1° Dieu seul est absolument un, simple dans sa substance, et trois dans sa manifestation en lui-même. L'infini a été Lui, infini, complet, parfait avant toute création.

2° Dieu voulant se manifester hors de lui comme créateur, a agi librement, sans aucune nécessité, et avec une infinie sagesse, comme ayant pleine conscience de son vouloir et de son idée.

3o Le fondement du possible est dans l'idée divine, et le fondement du réel dans l'expression de cette idée.

4° L'expression de l'idée divine par le Verbe, fait, à proprement dire, l'œuvre de la création.

5° Si l'univers est l'idée divine objectivée, exprimée au dehors par le Verbe, il ne peut être que bon dans son essence et dans sa substance. Dieu, dit Moïse, vit toutes les choses qu'il avait faites, et elles étaient bonnes.

6° Si tout ce que le Bien souverain a voulu, prévu, conçu en idée, exprimé, parlé ou fait, était bon, le mal n'est point de lui: ce n'est point Dieu qui a fait le mal, qui a créé la mort.

7° Si le fondement du mal ne peut se concevoir comme étant dans le vouloir ni dans l'idée de Dieu, si ce n'est point Dieu qui a fait le mal ni la mort, la mort et le mal ne sont point des créatures de Dieu; ils sont donc l'un et l'autre sans vérité, sans substance, quoiqu'ils apparaissent bien réellement dans le monde, le mal comme la négation que la créature libre et intelligente a faite du bien, le péché comme effet du mal, comme infraction libre de la loi de justice imposée à la créature avec la vie, la mort conséquence nécessaire du péché comme privation de la vie par suite du refus libre que la créature en a fait. Abus de la liberté, voilà le mot de l'énigme, l'explication du mystère; car c'est là le principe du mal et la cause de tous les maux.
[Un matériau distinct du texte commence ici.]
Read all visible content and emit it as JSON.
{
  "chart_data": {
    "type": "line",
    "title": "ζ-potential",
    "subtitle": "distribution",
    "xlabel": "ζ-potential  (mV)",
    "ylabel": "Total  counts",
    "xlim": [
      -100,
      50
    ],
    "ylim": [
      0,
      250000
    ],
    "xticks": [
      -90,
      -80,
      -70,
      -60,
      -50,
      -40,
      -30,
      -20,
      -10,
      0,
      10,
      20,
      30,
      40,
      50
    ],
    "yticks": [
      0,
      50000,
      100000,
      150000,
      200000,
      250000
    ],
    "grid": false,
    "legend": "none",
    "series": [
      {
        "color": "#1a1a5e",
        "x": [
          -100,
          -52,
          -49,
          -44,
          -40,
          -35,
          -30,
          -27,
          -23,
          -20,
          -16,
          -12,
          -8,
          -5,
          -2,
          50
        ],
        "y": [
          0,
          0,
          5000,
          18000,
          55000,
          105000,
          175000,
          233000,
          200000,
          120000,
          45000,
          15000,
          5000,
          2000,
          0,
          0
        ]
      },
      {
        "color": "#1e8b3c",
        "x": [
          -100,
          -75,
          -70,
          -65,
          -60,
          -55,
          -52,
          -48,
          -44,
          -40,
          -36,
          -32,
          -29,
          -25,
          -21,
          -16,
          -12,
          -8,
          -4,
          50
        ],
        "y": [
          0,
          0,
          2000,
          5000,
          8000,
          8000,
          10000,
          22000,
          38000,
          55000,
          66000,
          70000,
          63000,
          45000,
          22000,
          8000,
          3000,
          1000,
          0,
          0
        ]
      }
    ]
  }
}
Voilà, cher ami, ce que je sentais le besoin de vous dire aujourd'hui, pour disculper à vos yeux S. Paul de panthéisme, et pour vous mettre en garde contre cette erreur à laquelle vous êtes attaché sans le savoir. Je me réserve de répondre plus tard à vos autres questions sur l'origine du mal, ainsi que sur la loi primitive et la liberté.

TRENTE-QUATRIÈME LETTRE.

EUDORE AU MAITRE.

Ce n'est jamais sans émotion que j'ouvre et lis vos lettres, mon cher maître. Comme le malade qui désire le médecin, et craint ses décisions et ses ordonnances, j'aime et je redoute votre parole: je la redoute parce qu'elle me révèle les faiblesses de mon cœur et l'ignorance de mon esprit, et que l'amourpropre a peur de ce qui le blesse ; mais je l'aime aussi cette parole, oui je l'aime bien plus que je ne la crains, parce qu'elle met un baume sur les blessures qu'elle me fait, et me montre toujours le remède à côté du mal.

C'est ainsi que votre dernière lettre m'a découvert une grande erreur, à laquelle mon esprit était depuis long-temps attaché sans que j'en eusse conscience. Elle m'a fait reconnaître une singulière contradiction entre mes croyances comme Juif, et mes opinions comme philosophe.

Comme Juif, participant à cette foi antique qui

semble se transmettre avec le sang aux enfans d'Israël, héritier des traditions mosaïques qui ont imprimé profondément dans l'esprit des Hébreux l'idée du Dieu-un, manifesté au Sinaï, et dont le nom fait en quelque sorte toute leur science, toute leur richesse intellectuelle, j'étais théiste, monothéiste; je croyais en un seul Dieu, créateur du Ciel et de la terre, législateur de l'homme et du monde, gouvernant l'un et l'autre par sa puissance et par sa sagesse.

L'affirmation du Dieu unique avait, dès ma plus tendre enfance, retenti à mes oreilles, et le précepte de l'amour s'était conservé dans ma mémoire comme le sommaire de la loi et des Prophètes. Au milieu des tristes cérémonies de la Synagogue moderne, une chose m'a surtout frappé, et l'impression en est encore toute vive dans mon souvenir, c'est le moment solemnel où le peuple assemblé s'écrie énergiquement et comme d'une seule voix : «Écoute Israël! le Sei«gneur ton Dieu est éternellement unique.»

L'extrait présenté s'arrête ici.